Context: I was looking to apply for my student loan for this September when I visited the Disability Allowance section. I have no physical disability (minus asthma but I don’t really consider that a disability in the scheme of things) but I wondered if suffering from mental health conditions qualified as a disability in the eyes of the law and if it did, to what extent?

Here’s the tricky part; it does. Kind of. From studying law at college, I remember how important it is to pay close attention to the use of particular diction in legislation. For example, the Equality Act 2010 specifically states that a disabled person must “have an impairment that is either physical or mental… must have adverse effects which are substantial, long-term and affects normal day-to-day activities.” If all factors stated above are met, the person is thereby classified as disabled, legally. But what is classified as an “impairment?” Can mild forms of mental health conditions still be classified as impairments?

The issue I have with this legislation is that there is an awful lot of grey area with regards to what can be classified as a disability and where the line is drawn between disability and an “impairment” which does not warrant the term disability. Usually, an act will define its own terms. For example, they’ll say something along the lines of “used in its ordinary meaning.” However, there is an element of subjectiveness and discretion in this act. Nevertheless, there is very little subjectiveness associated with physical disability. In the act, examples are given of where there should be no deliberation over disability; specifically, an obese woman who has trouble breathing because she’s overweight. The law  points out that the reason behind her breathing difficulties (her obesity) should NOT be referenced. She is automatically classified as disabled, due to her breathing problems. Fair enough.

However, when looking into the mental health aspect of this law, I came across a sticking point. As per the act, in order to be classified as disabled, one’s “impairment” must affect one’s daily life as well as being a long-term condition. In particular, the act uses an example of social anxiety and panic attacks; it states that if a person’s anxiety is so severe that it warrants having to travel at certain times of the day to avoid the rush hour then yes, they are classified as disabled. However, if one doesn’t need to make changes, to their routine for example, in accordance to their condition, it is not classified as an impairment, nor is it classified as debilitating enough to warrant the term “disability.”

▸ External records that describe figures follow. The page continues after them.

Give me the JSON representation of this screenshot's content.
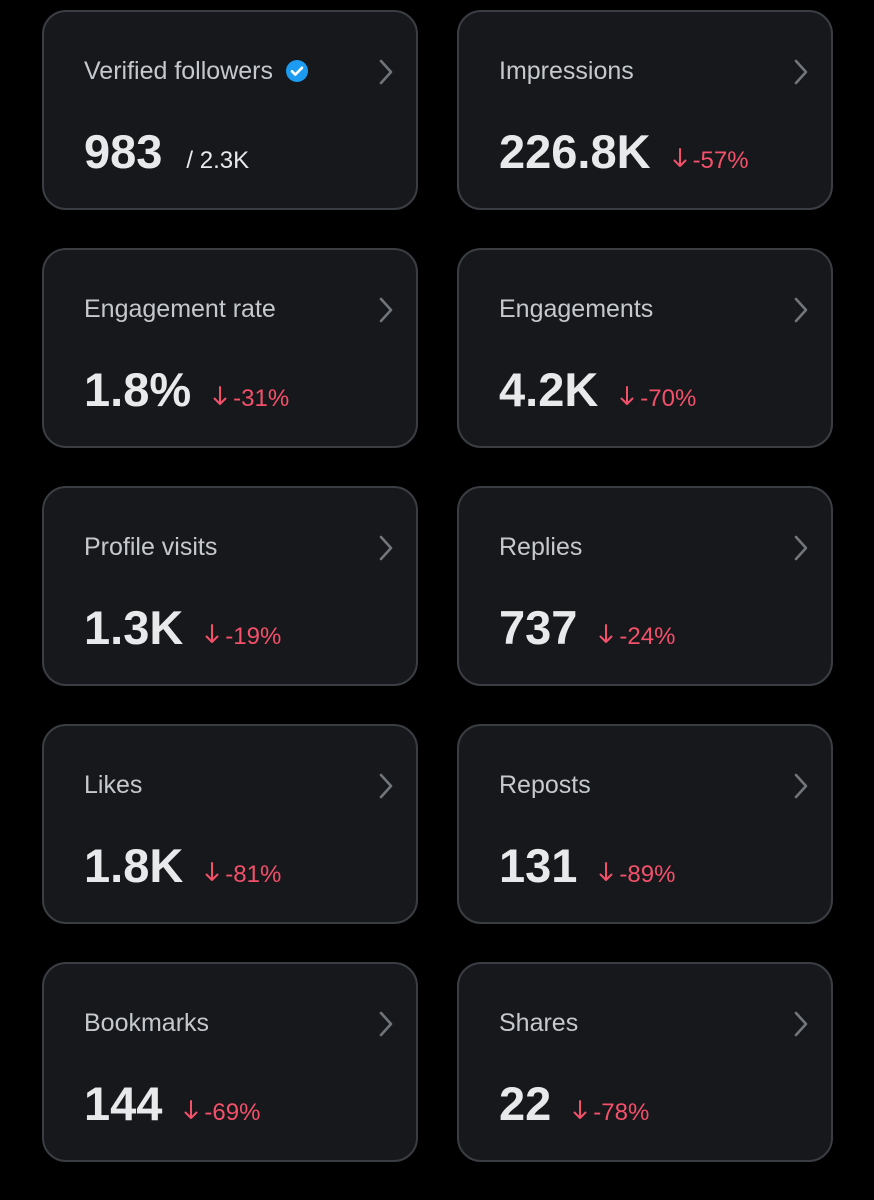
{
  "cards": [
    {
      "label": "Verified followers",
      "value": "983",
      "total": "/ 2.3K",
      "verified": true
    },
    {
      "label": "Impressions",
      "value": "226.8K",
      "change": "-57%"
    },
    {
      "label": "Engagement rate",
      "value": "1.8%",
      "change": "-31%"
    },
    {
      "label": "Engagements",
      "value": "4.2K",
      "change": "-70%"
    },
    {
      "label": "Profile visits",
      "value": "1.3K",
      "change": "-19%"
    },
    {
      "label": "Replies",
      "value": "737",
      "change": "-24%"
    },
    {
      "label": "Likes",
      "value": "1.8K",
      "change": "-81%"
    },
    {
      "label": "Reposts",
      "value": "131",
      "change": "-89%"
    },
    {
      "label": "Bookmarks",
      "value": "144",
      "change": "-69%"
    },
    {
      "label": "Shares",
      "value": "22",
      "change": "-78%"
    }
  ]
}
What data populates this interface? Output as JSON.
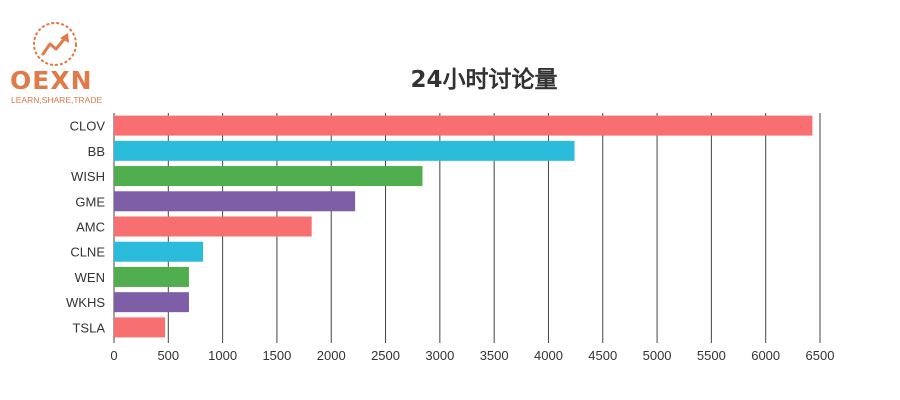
{
  "logo": {
    "icon": "rising-arrow-circle-icon",
    "text": "OEXN",
    "tagline": "LEARN,SHARE,TRADE",
    "color": "#e07a48"
  },
  "chart_data": {
    "type": "bar",
    "orientation": "horizontal",
    "title": "24小时讨论量",
    "xlabel": "",
    "ylabel": "",
    "categories": [
      "CLOV",
      "BB",
      "WISH",
      "GME",
      "AMC",
      "CLNE",
      "WEN",
      "WKHS",
      "TSLA"
    ],
    "values": [
      6430,
      4240,
      2840,
      2220,
      1820,
      820,
      690,
      690,
      470
    ],
    "colors": [
      "#f76f71",
      "#2bbcdc",
      "#51ae4e",
      "#7e5ea7",
      "#f76f71",
      "#2bbcdc",
      "#51ae4e",
      "#7e5ea7",
      "#f76f71"
    ],
    "xlim": [
      0,
      6500
    ],
    "xticks": [
      0,
      500,
      1000,
      1500,
      2000,
      2500,
      3000,
      3500,
      4000,
      4500,
      5000,
      5500,
      6000,
      6500
    ],
    "grid": "vertical",
    "legend": "none"
  }
}
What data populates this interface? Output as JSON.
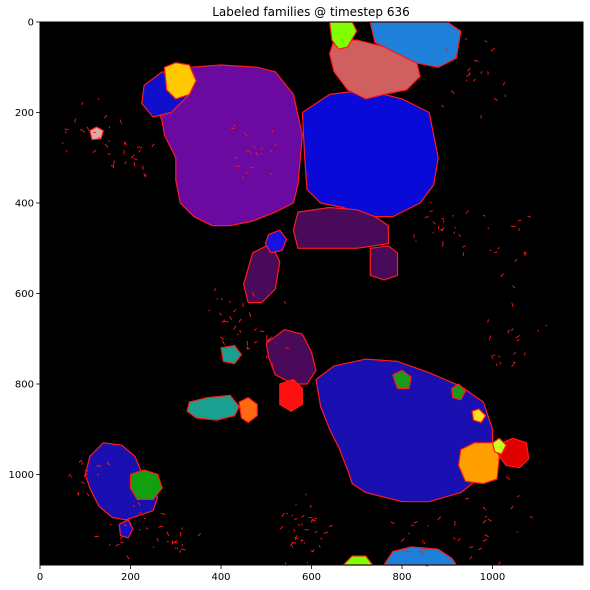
{
  "chart_data": {
    "type": "heatmap",
    "title": "Labeled families @ timestep 636",
    "xlabel": "",
    "ylabel": "",
    "xlim": [
      0,
      1200
    ],
    "ylim": [
      1200,
      0
    ],
    "x_ticks": [
      0,
      200,
      400,
      600,
      800,
      1000
    ],
    "y_ticks": [
      0,
      200,
      400,
      600,
      800,
      1000
    ],
    "background_color": "#000000",
    "boundary_color": "#ff1a1a",
    "grid": false,
    "legend": "none",
    "regions": [
      {
        "name": "purple",
        "color": "#6a0aa0",
        "points": [
          [
            290,
            130
          ],
          [
            330,
            100
          ],
          [
            400,
            95
          ],
          [
            480,
            100
          ],
          [
            520,
            110
          ],
          [
            560,
            160
          ],
          [
            580,
            250
          ],
          [
            570,
            360
          ],
          [
            560,
            400
          ],
          [
            520,
            420
          ],
          [
            470,
            440
          ],
          [
            420,
            450
          ],
          [
            380,
            450
          ],
          [
            340,
            430
          ],
          [
            310,
            400
          ],
          [
            300,
            350
          ],
          [
            300,
            300
          ],
          [
            275,
            250
          ],
          [
            270,
            220
          ],
          [
            260,
            190
          ],
          [
            280,
            160
          ]
        ]
      },
      {
        "name": "blue-large",
        "color": "#0a0ad8",
        "points": [
          [
            580,
            200
          ],
          [
            640,
            160
          ],
          [
            720,
            150
          ],
          [
            800,
            170
          ],
          [
            860,
            200
          ],
          [
            880,
            300
          ],
          [
            870,
            360
          ],
          [
            840,
            400
          ],
          [
            780,
            430
          ],
          [
            720,
            430
          ],
          [
            670,
            410
          ],
          [
            620,
            400
          ],
          [
            590,
            370
          ],
          [
            585,
            300
          ]
        ]
      },
      {
        "name": "blue-navy",
        "color": "#1a0fb0",
        "points": [
          [
            610,
            790
          ],
          [
            650,
            760
          ],
          [
            720,
            745
          ],
          [
            790,
            750
          ],
          [
            860,
            775
          ],
          [
            930,
            805
          ],
          [
            980,
            840
          ],
          [
            1000,
            900
          ],
          [
            1000,
            960
          ],
          [
            980,
            1000
          ],
          [
            930,
            1040
          ],
          [
            860,
            1060
          ],
          [
            800,
            1060
          ],
          [
            760,
            1050
          ],
          [
            720,
            1040
          ],
          [
            690,
            1020
          ],
          [
            680,
            990
          ],
          [
            660,
            940
          ],
          [
            640,
            900
          ],
          [
            620,
            850
          ]
        ]
      },
      {
        "name": "navy-small",
        "color": "#1a0fb0",
        "points": [
          [
            110,
            960
          ],
          [
            140,
            930
          ],
          [
            180,
            935
          ],
          [
            210,
            960
          ],
          [
            230,
            1010
          ],
          [
            260,
            1050
          ],
          [
            250,
            1080
          ],
          [
            220,
            1090
          ],
          [
            190,
            1100
          ],
          [
            160,
            1095
          ],
          [
            130,
            1070
          ],
          [
            110,
            1030
          ],
          [
            100,
            1000
          ]
        ]
      },
      {
        "name": "dark-purple",
        "color": "#4a0a5a",
        "points": [
          [
            570,
            420
          ],
          [
            640,
            410
          ],
          [
            700,
            415
          ],
          [
            740,
            430
          ],
          [
            770,
            450
          ],
          [
            770,
            490
          ],
          [
            700,
            500
          ],
          [
            620,
            500
          ],
          [
            570,
            500
          ],
          [
            560,
            460
          ]
        ]
      },
      {
        "name": "dark-purple-2",
        "color": "#4a0a5a",
        "points": [
          [
            500,
            710
          ],
          [
            540,
            680
          ],
          [
            580,
            690
          ],
          [
            600,
            730
          ],
          [
            610,
            770
          ],
          [
            590,
            800
          ],
          [
            560,
            800
          ],
          [
            520,
            780
          ],
          [
            505,
            740
          ]
        ]
      },
      {
        "name": "dark-purple-3",
        "color": "#4a0a5a",
        "points": [
          [
            730,
            500
          ],
          [
            770,
            495
          ],
          [
            790,
            510
          ],
          [
            790,
            560
          ],
          [
            760,
            570
          ],
          [
            730,
            560
          ]
        ]
      },
      {
        "name": "dark-purple-4",
        "color": "#4a0a5a",
        "points": [
          [
            470,
            510
          ],
          [
            510,
            490
          ],
          [
            530,
            530
          ],
          [
            520,
            590
          ],
          [
            490,
            620
          ],
          [
            460,
            620
          ],
          [
            450,
            580
          ]
        ]
      },
      {
        "name": "salmon",
        "color": "#d06060",
        "points": [
          [
            650,
            40
          ],
          [
            700,
            40
          ],
          [
            740,
            50
          ],
          [
            790,
            60
          ],
          [
            830,
            80
          ],
          [
            840,
            120
          ],
          [
            810,
            150
          ],
          [
            760,
            160
          ],
          [
            720,
            170
          ],
          [
            680,
            150
          ],
          [
            650,
            110
          ],
          [
            640,
            70
          ]
        ]
      },
      {
        "name": "light-blue",
        "color": "#1e80d8",
        "points": [
          [
            730,
            0
          ],
          [
            900,
            0
          ],
          [
            930,
            20
          ],
          [
            920,
            80
          ],
          [
            880,
            100
          ],
          [
            830,
            90
          ],
          [
            790,
            70
          ],
          [
            740,
            45
          ]
        ]
      },
      {
        "name": "blue-left",
        "color": "#1010cc",
        "points": [
          [
            230,
            140
          ],
          [
            270,
            110
          ],
          [
            310,
            120
          ],
          [
            330,
            160
          ],
          [
            290,
            200
          ],
          [
            250,
            210
          ],
          [
            225,
            180
          ]
        ]
      },
      {
        "name": "yellow",
        "color": "#ffc800",
        "points": [
          [
            275,
            100
          ],
          [
            300,
            90
          ],
          [
            330,
            95
          ],
          [
            345,
            130
          ],
          [
            330,
            160
          ],
          [
            300,
            170
          ],
          [
            280,
            150
          ]
        ]
      },
      {
        "name": "orange-right",
        "color": "#ffa000",
        "points": [
          [
            930,
            945
          ],
          [
            960,
            930
          ],
          [
            1000,
            930
          ],
          [
            1015,
            960
          ],
          [
            1010,
            1010
          ],
          [
            980,
            1020
          ],
          [
            940,
            1015
          ],
          [
            925,
            980
          ]
        ]
      },
      {
        "name": "red-right",
        "color": "#e00000",
        "points": [
          [
            1020,
            930
          ],
          [
            1045,
            920
          ],
          [
            1075,
            930
          ],
          [
            1080,
            965
          ],
          [
            1060,
            985
          ],
          [
            1030,
            980
          ],
          [
            1015,
            960
          ]
        ]
      },
      {
        "name": "teal",
        "color": "#1aa090",
        "points": [
          [
            330,
            840
          ],
          [
            370,
            830
          ],
          [
            420,
            825
          ],
          [
            440,
            850
          ],
          [
            430,
            870
          ],
          [
            390,
            880
          ],
          [
            345,
            875
          ],
          [
            325,
            860
          ]
        ]
      },
      {
        "name": "teal-small",
        "color": "#1aa090",
        "points": [
          [
            400,
            720
          ],
          [
            430,
            715
          ],
          [
            445,
            735
          ],
          [
            430,
            755
          ],
          [
            405,
            750
          ]
        ]
      },
      {
        "name": "orange-mid",
        "color": "#ff6a10",
        "points": [
          [
            440,
            840
          ],
          [
            460,
            830
          ],
          [
            480,
            845
          ],
          [
            480,
            870
          ],
          [
            460,
            885
          ],
          [
            445,
            875
          ]
        ]
      },
      {
        "name": "red-mid",
        "color": "#ff1010",
        "points": [
          [
            530,
            800
          ],
          [
            560,
            790
          ],
          [
            580,
            810
          ],
          [
            580,
            845
          ],
          [
            555,
            860
          ],
          [
            530,
            845
          ]
        ]
      },
      {
        "name": "green-left",
        "color": "#10a010",
        "points": [
          [
            200,
            1000
          ],
          [
            230,
            990
          ],
          [
            260,
            1000
          ],
          [
            270,
            1030
          ],
          [
            250,
            1055
          ],
          [
            215,
            1055
          ],
          [
            200,
            1030
          ]
        ]
      },
      {
        "name": "green-right-1",
        "color": "#1a9a1a",
        "points": [
          [
            780,
            780
          ],
          [
            800,
            770
          ],
          [
            820,
            785
          ],
          [
            815,
            810
          ],
          [
            790,
            810
          ]
        ]
      },
      {
        "name": "green-right-2",
        "color": "#1a9a1a",
        "points": [
          [
            910,
            810
          ],
          [
            925,
            800
          ],
          [
            940,
            815
          ],
          [
            930,
            835
          ],
          [
            912,
            830
          ]
        ]
      },
      {
        "name": "lime-top",
        "color": "#80ff00",
        "points": [
          [
            640,
            0
          ],
          [
            690,
            0
          ],
          [
            700,
            20
          ],
          [
            680,
            55
          ],
          [
            660,
            60
          ],
          [
            645,
            40
          ]
        ]
      },
      {
        "name": "lime-right",
        "color": "#c8ff20",
        "points": [
          [
            1000,
            930
          ],
          [
            1015,
            920
          ],
          [
            1030,
            935
          ],
          [
            1020,
            955
          ],
          [
            1005,
            950
          ]
        ]
      },
      {
        "name": "yellow-right",
        "color": "#ffe020",
        "points": [
          [
            955,
            860
          ],
          [
            970,
            855
          ],
          [
            985,
            870
          ],
          [
            975,
            885
          ],
          [
            958,
            880
          ]
        ]
      },
      {
        "name": "pink",
        "color": "#ddaaaa",
        "points": [
          [
            110,
            240
          ],
          [
            125,
            232
          ],
          [
            140,
            240
          ],
          [
            135,
            258
          ],
          [
            115,
            260
          ]
        ]
      },
      {
        "name": "light-blue-bottom",
        "color": "#1e80d8",
        "points": [
          [
            760,
            1200
          ],
          [
            780,
            1170
          ],
          [
            820,
            1160
          ],
          [
            880,
            1165
          ],
          [
            910,
            1185
          ],
          [
            920,
            1200
          ]
        ]
      },
      {
        "name": "blue-mid-2",
        "color": "#1a10e0",
        "points": [
          [
            505,
            470
          ],
          [
            530,
            460
          ],
          [
            545,
            480
          ],
          [
            535,
            505
          ],
          [
            510,
            510
          ],
          [
            498,
            490
          ]
        ]
      },
      {
        "name": "lime-bottom",
        "color": "#80ff00",
        "points": [
          [
            670,
            1200
          ],
          [
            690,
            1180
          ],
          [
            720,
            1180
          ],
          [
            735,
            1200
          ]
        ]
      },
      {
        "name": "blue-small-bottom",
        "color": "#1010cc",
        "points": [
          [
            175,
            1110
          ],
          [
            195,
            1100
          ],
          [
            205,
            1120
          ],
          [
            195,
            1140
          ],
          [
            178,
            1135
          ]
        ]
      }
    ]
  }
}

This stood out to be as considerably worrying due to the high percentage of people who suffer from mental health conditions in silence because they’ve known nothing else. For sufferers of severe mental health conditions, there are certain requirements within the field of treatment which contribute to their condition being a disability. But what about those who suffer from mild anxiety, mild social anxiety, mild depression etc? Where do they stand in the eyes of the law? Where do I stand, someone who is still overcoming their health condition day by day, without altering anything in their routine?

Ultimately, this all comes down to the fact that mental and physical health will never be treated equally. Ironic, considering the name of the above act. The act states that cancer and HIV are automatically classed as a disability (rightly so) thereby reiterating a distinction and distinct lack of equality between mental and physical health. There should not be any grey area in the law regarding mental health, if there is no element of subjectivity for physical disabilities. That is unfair not to mention unequal. Until schizophrenia is treated with the same importance as cancer, we will be stuck in a unequal society, trapped by the stigmatisation of mental health.